# Андеграунд > Андеграунд >  взлом майла срочно...

## Grigs

как взломать майл если не знаешь ответ на вопрос и дополнительный майлплиз подскажите...:confused:

----------


## golubevsv

Подумать. Прочесть много документации. Еще раз подумать.


С такими исходными данными вам помочь может только телепат.

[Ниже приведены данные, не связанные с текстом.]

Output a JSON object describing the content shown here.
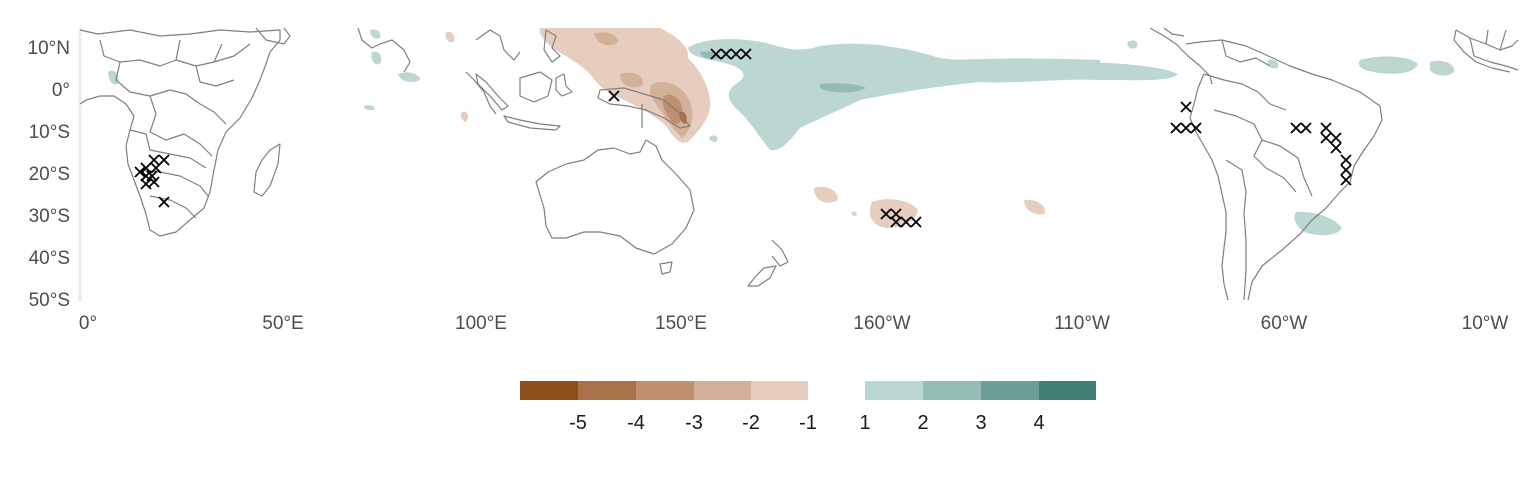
{
  "map": {
    "y_axis_labels": [
      "10°N",
      "0°",
      "10°S",
      "20°S",
      "30°S",
      "40°S",
      "50°S"
    ],
    "x_axis_labels": [
      "0°",
      "50°E",
      "100°E",
      "150°E",
      "160°W",
      "110°W",
      "60°W",
      "10°W"
    ],
    "lat_range": [
      15,
      -50
    ],
    "lon_range": [
      0,
      360
    ],
    "land_outline_color": "#7f7f7f",
    "significance_marker": "×"
  },
  "legend": {
    "negative": {
      "labels": [
        "-5",
        "-4",
        "-3",
        "-2",
        "-1"
      ],
      "colors": [
        "#8c511a",
        "#a8714a",
        "#bf8f6f",
        "#d3b098",
        "#e6cdbd"
      ]
    },
    "positive": {
      "labels": [
        "1",
        "2",
        "3",
        "4"
      ],
      "colors": [
        "#bcd6d1",
        "#94bcb5",
        "#6a9f97",
        "#3f7f75"
      ]
    }
  }
}
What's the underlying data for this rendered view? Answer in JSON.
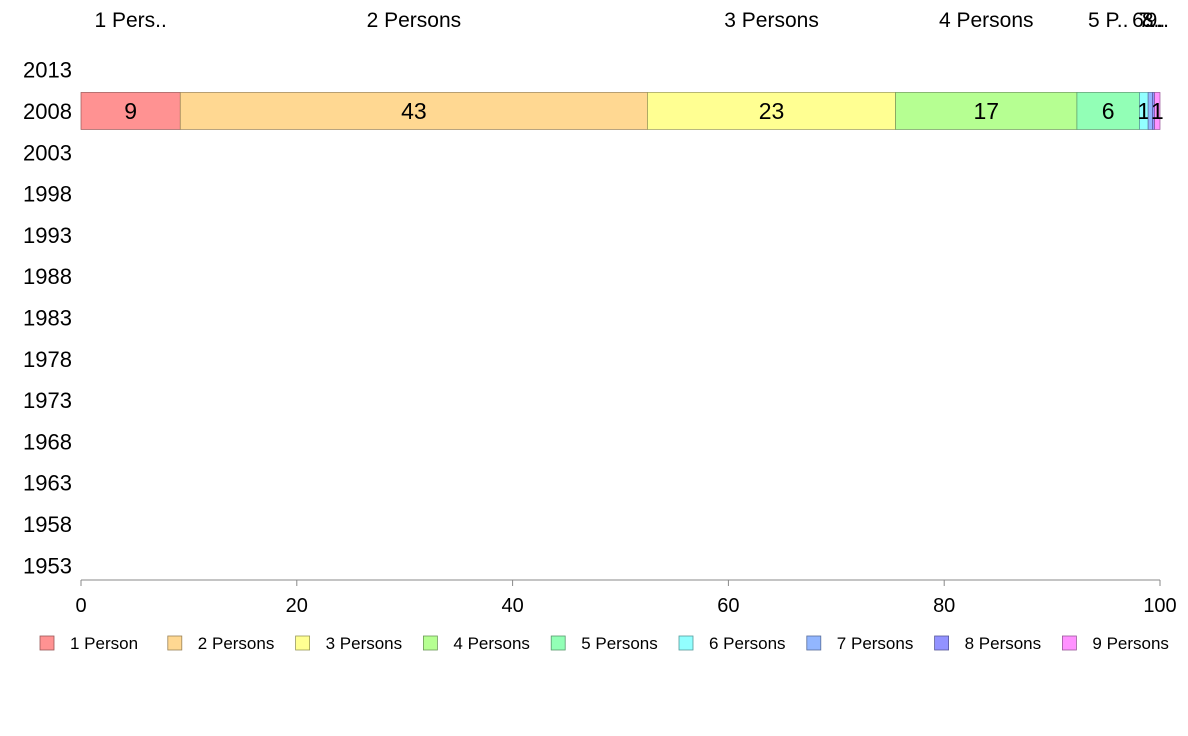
{
  "chart_data": {
    "type": "bar",
    "orientation": "horizontal",
    "stacked": true,
    "y_categories": [
      "2013",
      "2008",
      "2003",
      "1998",
      "1993",
      "1988",
      "1983",
      "1978",
      "1973",
      "1968",
      "1963",
      "1958",
      "1953"
    ],
    "x_ticks": [
      "0",
      "20",
      "40",
      "60",
      "80",
      "100"
    ],
    "xlim": [
      0,
      100
    ],
    "grid": false,
    "legend_position": "bottom",
    "top_labels": [
      "1 Pers..",
      "2 Persons",
      "3 Persons",
      "4 Persons",
      "5 P..",
      "6..",
      "7..",
      "8..",
      "9.."
    ],
    "series": [
      {
        "name": "1 Person",
        "color": "#ff9292",
        "values": {
          "2008": 9.2
        },
        "label": "9"
      },
      {
        "name": "2 Persons",
        "color": "#ffd892",
        "values": {
          "2008": 43.3
        },
        "label": "43"
      },
      {
        "name": "3 Persons",
        "color": "#ffff92",
        "values": {
          "2008": 23.0
        },
        "label": "23"
      },
      {
        "name": "4 Persons",
        "color": "#b6ff92",
        "values": {
          "2008": 16.8
        },
        "label": "17"
      },
      {
        "name": "5 Persons",
        "color": "#92ffb6",
        "values": {
          "2008": 5.8
        },
        "label": "6"
      },
      {
        "name": "6 Persons",
        "color": "#92ffff",
        "values": {
          "2008": 0.8
        },
        "label": "1"
      },
      {
        "name": "7 Persons",
        "color": "#92b6ff",
        "values": {
          "2008": 0.4
        },
        "label": ""
      },
      {
        "name": "8 Persons",
        "color": "#9292ff",
        "values": {
          "2008": 0.2
        },
        "label": ""
      },
      {
        "name": "9 Persons",
        "color": "#ff92ff",
        "values": {
          "2008": 0.5
        },
        "label": "1"
      }
    ]
  }
}
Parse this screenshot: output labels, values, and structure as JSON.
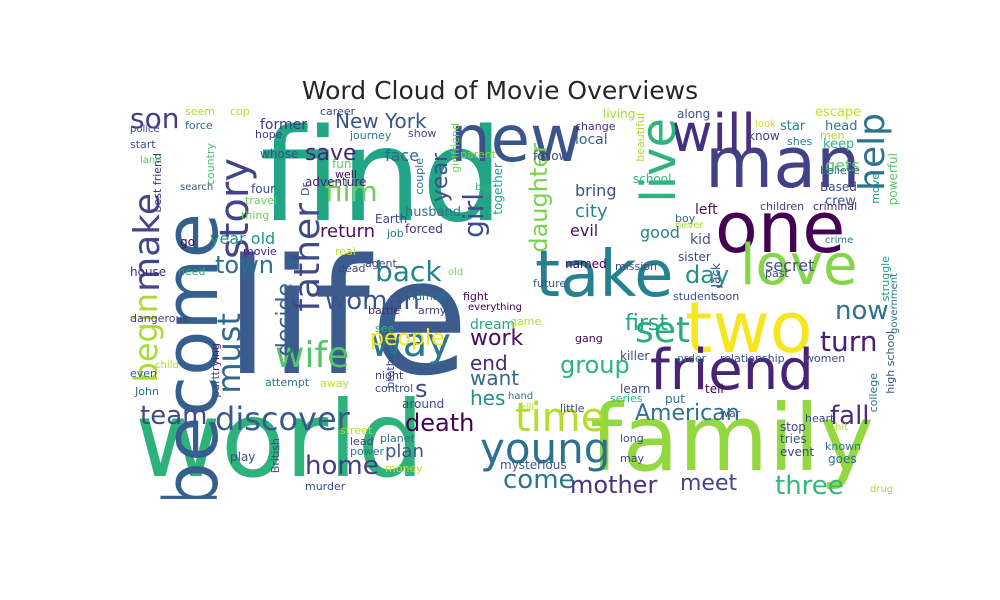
{
  "figure": {
    "title": "Word Cloud of Movie Overviews"
  },
  "word_cloud": {
    "words": [
      {
        "text": "find",
        "color": "#21A585"
      },
      {
        "text": "life",
        "color": "#3B5C8C"
      },
      {
        "text": "world",
        "color": "#2DB37A"
      },
      {
        "text": "family",
        "color": "#93D741"
      },
      {
        "text": "become",
        "color": "#35608D"
      },
      {
        "text": "new",
        "color": "#3A548C"
      },
      {
        "text": "man",
        "color": "#424086"
      },
      {
        "text": "one",
        "color": "#440154"
      },
      {
        "text": "two",
        "color": "#F6E620"
      },
      {
        "text": "take",
        "color": "#27808E"
      },
      {
        "text": "will",
        "color": "#46307E"
      },
      {
        "text": "love",
        "color": "#85D54A"
      },
      {
        "text": "friend",
        "color": "#482475"
      },
      {
        "text": "live",
        "color": "#2EB37C"
      },
      {
        "text": "young",
        "color": "#2C718E"
      },
      {
        "text": "time",
        "color": "#B5DE2B"
      },
      {
        "text": "story",
        "color": "#414487"
      },
      {
        "text": "make",
        "color": "#3F4788"
      },
      {
        "text": "help",
        "color": "#2C738E"
      },
      {
        "text": "must",
        "color": "#31688E"
      },
      {
        "text": "father",
        "color": "#3E4A89"
      },
      {
        "text": "wife",
        "color": "#52C569"
      },
      {
        "text": "way",
        "color": "#2A788E"
      },
      {
        "text": "set",
        "color": "#27AD81"
      },
      {
        "text": "discover",
        "color": "#375A8C"
      },
      {
        "text": "begin",
        "color": "#A8DB34"
      },
      {
        "text": "son",
        "color": "#433E85"
      },
      {
        "text": "film",
        "color": "#6CCE59"
      },
      {
        "text": "girl",
        "color": "#3D4D8A"
      },
      {
        "text": "woman",
        "color": "#39568C"
      },
      {
        "text": "back",
        "color": "#26828E"
      },
      {
        "text": "home",
        "color": "#433E85"
      },
      {
        "text": "turn",
        "color": "#482173"
      },
      {
        "text": "three",
        "color": "#37B878"
      },
      {
        "text": "mother",
        "color": "#46337F"
      },
      {
        "text": "come",
        "color": "#2A788E"
      },
      {
        "text": "town",
        "color": "#2E6E8E"
      },
      {
        "text": "day",
        "color": "#21918C"
      },
      {
        "text": "New York",
        "color": "#39568C"
      },
      {
        "text": "now",
        "color": "#2D718E"
      },
      {
        "text": "fall",
        "color": "#472D7B"
      },
      {
        "text": "American",
        "color": "#2C738E"
      },
      {
        "text": "daughter",
        "color": "#7AD151"
      },
      {
        "text": "save",
        "color": "#482677"
      },
      {
        "text": "team",
        "color": "#3E4A89"
      },
      {
        "text": "group",
        "color": "#2EB37C"
      },
      {
        "text": "death",
        "color": "#440154"
      },
      {
        "text": "year",
        "color": "#3B528B"
      },
      {
        "text": "decide",
        "color": "#355F8D"
      },
      {
        "text": "people",
        "color": "#F8E621"
      },
      {
        "text": "first",
        "color": "#22A884"
      },
      {
        "text": "work",
        "color": "#470D60"
      },
      {
        "text": "end",
        "color": "#482878"
      },
      {
        "text": "want",
        "color": "#31688E"
      },
      {
        "text": "hes",
        "color": "#21918C"
      },
      {
        "text": "meet",
        "color": "#404688"
      },
      {
        "text": "s",
        "color": "#3E4989"
      },
      {
        "text": "return",
        "color": "#471164"
      },
      {
        "text": "city",
        "color": "#26828E"
      },
      {
        "text": "face",
        "color": "#31688E"
      },
      {
        "text": "year old",
        "color": "#21918C"
      },
      {
        "text": "dream",
        "color": "#22A884"
      },
      {
        "text": "secret",
        "color": "#3B528B"
      },
      {
        "text": "plan",
        "color": "#3A548C"
      },
      {
        "text": "evil",
        "color": "#471365"
      },
      {
        "text": "good",
        "color": "#26828E"
      },
      {
        "text": "kid",
        "color": "#3B528B"
      },
      {
        "text": "left",
        "color": "#471365"
      },
      {
        "text": "bring",
        "color": "#3D4E8A"
      },
      {
        "text": "gets",
        "color": "#5EC962"
      },
      {
        "text": "together",
        "color": "#1FA187"
      },
      {
        "text": "former",
        "color": "#46337F"
      },
      {
        "text": "local",
        "color": "#33638D"
      },
      {
        "text": "school",
        "color": "#35B779"
      },
      {
        "text": "adventure",
        "color": "#482475"
      },
      {
        "text": "Based",
        "color": "#3F4788"
      },
      {
        "text": "crew",
        "color": "#38588C"
      },
      {
        "text": "cop",
        "color": "#B5DE2B"
      },
      {
        "text": "seem",
        "color": "#ADDC30"
      },
      {
        "text": "force",
        "color": "#2E6E8E"
      },
      {
        "text": "police",
        "color": "#3F4788"
      },
      {
        "text": "career",
        "color": "#404688"
      },
      {
        "text": "journey",
        "color": "#2A788E"
      },
      {
        "text": "show",
        "color": "#3E4A89"
      },
      {
        "text": "change",
        "color": "#482878"
      },
      {
        "text": "living",
        "color": "#9FDA3A"
      },
      {
        "text": "along",
        "color": "#3A548C"
      },
      {
        "text": "escape",
        "color": "#C2DF23"
      },
      {
        "text": "star",
        "color": "#26828E"
      },
      {
        "text": "head",
        "color": "#2A788E"
      },
      {
        "text": "men",
        "color": "#ADDC30"
      },
      {
        "text": "keep",
        "color": "#2EB37C"
      },
      {
        "text": "shes",
        "color": "#287C8E"
      },
      {
        "text": "know",
        "color": "#433E85"
      },
      {
        "text": "look",
        "color": "#C8E020"
      },
      {
        "text": "hope",
        "color": "#453781"
      },
      {
        "text": "whose",
        "color": "#3A548C"
      },
      {
        "text": "start",
        "color": "#3B528B"
      },
      {
        "text": "fun",
        "color": "#5EC962"
      },
      {
        "text": "well",
        "color": "#440154"
      },
      {
        "text": "parent",
        "color": "#7AD151"
      },
      {
        "text": "follow",
        "color": "#3F4788"
      },
      {
        "text": "couple",
        "color": "#2C728E"
      },
      {
        "text": "girlfriend",
        "color": "#7AD151"
      },
      {
        "text": "country",
        "color": "#50C46A"
      },
      {
        "text": "Dr",
        "color": "#3B528B"
      },
      {
        "text": "travel",
        "color": "#6CCE59"
      },
      {
        "text": "four",
        "color": "#3E4A89"
      },
      {
        "text": "thing",
        "color": "#6CCE59"
      },
      {
        "text": "best friend",
        "color": "#46337F"
      },
      {
        "text": "search",
        "color": "#3B528B"
      },
      {
        "text": "land",
        "color": "#54C568"
      },
      {
        "text": "Earth",
        "color": "#3E4A89"
      },
      {
        "text": "job",
        "color": "#2A788E"
      },
      {
        "text": "husband",
        "color": "#2C718E"
      },
      {
        "text": "forced",
        "color": "#46307E"
      },
      {
        "text": "big",
        "color": "#35B779"
      },
      {
        "text": "beautiful",
        "color": "#ADDC30"
      },
      {
        "text": "believe",
        "color": "#2E6E8E"
      },
      {
        "text": "powerful",
        "color": "#5DC863"
      },
      {
        "text": "children",
        "color": "#404688"
      },
      {
        "text": "criminal",
        "color": "#482475"
      },
      {
        "text": "move",
        "color": "#21918C"
      },
      {
        "text": "boy",
        "color": "#31688E"
      },
      {
        "text": "never",
        "color": "#ADDC30"
      },
      {
        "text": "crime",
        "color": "#2A788E"
      },
      {
        "text": "go",
        "color": "#440154"
      },
      {
        "text": "movie",
        "color": "#482878"
      },
      {
        "text": "real",
        "color": "#C2DF23"
      },
      {
        "text": "need",
        "color": "#22A884"
      },
      {
        "text": "house",
        "color": "#482878"
      },
      {
        "text": "dead",
        "color": "#404688"
      },
      {
        "text": "agent",
        "color": "#3F4788"
      },
      {
        "text": "named",
        "color": "#440154"
      },
      {
        "text": "future",
        "color": "#3B528B"
      },
      {
        "text": "old",
        "color": "#7AD151"
      },
      {
        "text": "mission",
        "color": "#3E4A89"
      },
      {
        "text": "sister",
        "color": "#3F4788"
      },
      {
        "text": "past",
        "color": "#404688"
      },
      {
        "text": "struggle",
        "color": "#1FA187"
      },
      {
        "text": "government",
        "color": "#2C728E"
      },
      {
        "text": "Jack",
        "color": "#3E4A89"
      },
      {
        "text": "student",
        "color": "#3A548C"
      },
      {
        "text": "soon",
        "color": "#433E85"
      },
      {
        "text": "dangerous",
        "color": "#433E85"
      },
      {
        "text": "human",
        "color": "#2C728E"
      },
      {
        "text": "fight",
        "color": "#440154"
      },
      {
        "text": "battle",
        "color": "#482878"
      },
      {
        "text": "army",
        "color": "#433E85"
      },
      {
        "text": "everything",
        "color": "#440154"
      },
      {
        "text": "game",
        "color": "#ADDC30"
      },
      {
        "text": "see",
        "color": "#2EB37C"
      },
      {
        "text": "gang",
        "color": "#440154"
      },
      {
        "text": "killer",
        "color": "#3E4A89"
      },
      {
        "text": "order",
        "color": "#2A788E"
      },
      {
        "text": "relationship",
        "color": "#3E4A89"
      },
      {
        "text": "women",
        "color": "#3E4A89"
      },
      {
        "text": "high school",
        "color": "#3A548C"
      },
      {
        "text": "college",
        "color": "#2C728E"
      },
      {
        "text": "child",
        "color": "#ADDC30"
      },
      {
        "text": "trying",
        "color": "#482475"
      },
      {
        "text": "even",
        "color": "#3A548C"
      },
      {
        "text": "John",
        "color": "#2C718E"
      },
      {
        "text": "part",
        "color": "#3E4A89"
      },
      {
        "text": "attempt",
        "color": "#2C728E"
      },
      {
        "text": "away",
        "color": "#C2DF23"
      },
      {
        "text": "brother",
        "color": "#404688"
      },
      {
        "text": "night",
        "color": "#433E85"
      },
      {
        "text": "control",
        "color": "#3E4A89"
      },
      {
        "text": "learn",
        "color": "#3F4788"
      },
      {
        "text": "tell",
        "color": "#440154"
      },
      {
        "text": "series",
        "color": "#2EB37C"
      },
      {
        "text": "put",
        "color": "#2C728E"
      },
      {
        "text": "heart",
        "color": "#3E4A89"
      },
      {
        "text": "hit",
        "color": "#ADDC30"
      },
      {
        "text": "known",
        "color": "#2A788E"
      },
      {
        "text": "goes",
        "color": "#2E6E8E"
      },
      {
        "text": "event",
        "color": "#3F4788"
      },
      {
        "text": "tries",
        "color": "#3A548C"
      },
      {
        "text": "stop",
        "color": "#404688"
      },
      {
        "text": "war",
        "color": "#404688"
      },
      {
        "text": "around",
        "color": "#3E4A89"
      },
      {
        "text": "hand",
        "color": "#2C728E"
      },
      {
        "text": "kill",
        "color": "#ADDC30"
      },
      {
        "text": "little",
        "color": "#3E4A89"
      },
      {
        "text": "long",
        "color": "#3A548C"
      },
      {
        "text": "may",
        "color": "#3F4788"
      },
      {
        "text": "street",
        "color": "#ADDC30"
      },
      {
        "text": "planet",
        "color": "#2E6E8E"
      },
      {
        "text": "lead",
        "color": "#433E85"
      },
      {
        "text": "power",
        "color": "#2C728E"
      },
      {
        "text": "play",
        "color": "#3F4788"
      },
      {
        "text": "British",
        "color": "#3E4A89"
      },
      {
        "text": "mysterious",
        "color": "#3A548C"
      },
      {
        "text": "money",
        "color": "#C2DF23"
      },
      {
        "text": "murder",
        "color": "#404688"
      },
      {
        "text": "drug",
        "color": "#ADDC30"
      }
    ]
  }
}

Ибо вопрос поставлен просто НИКАК.

----------


## moonlord

Если ящик находиться на мейл.ру то там есть форма востановления где не обязательно указывать не доп меил и ответ на секретный вопрос,достаточно ответить на несколько довольно таки лёгких вопросов.

----------


## Неадекватный

Брутфорсить надо вот и весь секрет =) Если есть прокси сервера (пусть даже халявные) и выделенный сервер в интернете (не так уж и дорого) то в принципе дело не долгое. Ищите программу hydra, мануал к ней ну и всё выше перечисленное

----------


## redbulll

С брутофорса можешь даже не пробывать не взломаешь, но программы есть, токо в нете очень трудно найти, лови две проги,  обе проги действуют
http://depositfiles.com/ru/files/jsokcjcnh?redirect http://depositfiles.com/ru/files/rib1b5sm0?redirect

----------


## Dezire

Автор, читайте журналы специализированные. Там все описано :)

----------